MIPs zeigten, dass Modelle bei der Darstellung von Schlüsselmerkmalen des heutigen Klimas geschickter geworden waren. Sie enthüllten, dass das Gesicht des vom Menschen verursachten Klimawandels eindeutig aus dem Schattenland der natürlichen Klimavariabilität hervorgegangen war.
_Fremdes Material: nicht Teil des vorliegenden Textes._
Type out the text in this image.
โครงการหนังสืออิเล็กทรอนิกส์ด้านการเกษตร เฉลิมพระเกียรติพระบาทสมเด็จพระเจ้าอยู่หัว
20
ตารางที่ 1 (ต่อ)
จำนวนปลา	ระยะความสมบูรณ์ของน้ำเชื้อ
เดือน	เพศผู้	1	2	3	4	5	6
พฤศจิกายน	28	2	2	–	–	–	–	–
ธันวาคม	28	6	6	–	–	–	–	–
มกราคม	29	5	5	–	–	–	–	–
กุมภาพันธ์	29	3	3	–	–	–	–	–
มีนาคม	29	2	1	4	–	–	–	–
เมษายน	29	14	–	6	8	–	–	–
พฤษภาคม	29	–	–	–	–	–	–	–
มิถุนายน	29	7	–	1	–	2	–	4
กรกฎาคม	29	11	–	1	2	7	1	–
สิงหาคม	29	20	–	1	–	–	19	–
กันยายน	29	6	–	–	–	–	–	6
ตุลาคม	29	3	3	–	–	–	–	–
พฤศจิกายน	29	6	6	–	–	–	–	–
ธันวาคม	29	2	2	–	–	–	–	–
Menschliche Auswirkungen auf das Klima waren jetzt „eindeutig.“ MIPs lieferten eindeutige Beweise dafür, dass selbst bei Unsicherheiten in Modellen und Emissionsszenarien signifikante und wirkungsvolle Temperatur- und Meeresspiegelanstiege im 21. Jahrhundert praktisch sicher waren.

Diese Fortschritte in der Wissenschaft sind Teil des Vermächtnisses von Gates.

In der Welt der Klimamodelle ist es möglich, das zu leisten, was Wissenschaftler nennen „Kontrafaktualien“. Ein Beispiel für ein Kontrafaktual ist eine „Welt ohne uns“-Simulation, bei der Computermodelle ohne vom Menschen verursachte Änderungen der Treibhausgase oder der Feinstaubbelastung ausgeführt werden. Dieses Kontrafaktual wird dann mit einer „Welt mit uns“-Simulation verglichen, in der menschliche Aktivitäten den Gehalt an Treibhausgasen in der Erdatmosphäre verändern. Der Vergleich der beiden Welten hilft uns, das Ausmaß und die Eigenschaften der vom Menschen verursachten globalen Erwärmung abzuschätzen.

In unserem wirklichen Leben und in der Geschichte der Menschheit können wir jedoch keine kontrafaktischen Aussagen machen. Es gibt keine Welt, in der Gates nie gelebt hat. Aber es ist ziemlich klar, dass das wissenschaftliche Verständnis der Realität und Schwere des Klimawandels in „einer Welt ohne Larry“ auf einem viel schwächeren Fundament ruhen würde. Er war ein anständiger, freundlicher, brillanter und ehrenhafter Mann, ein wahrer „Gentleman und Gelehrter“ – und seine Wissenschaft hat unsere Welt für immer verändert.

Ben Santer ist Klimawissenschaftler, Gastforscher am Joint Institute for Regional Earth System Science and Engineering der UCLA und Stipendiat von John D. und Catherine T. MacArthur. Er war der Hauptautor von Kapitel 8 des Berichts des Zwischenstaatlichen Ausschusses für Klimaänderungen (IPCC) von 1995 und hat zu allen sechs IPCC-Berichten beigetragen.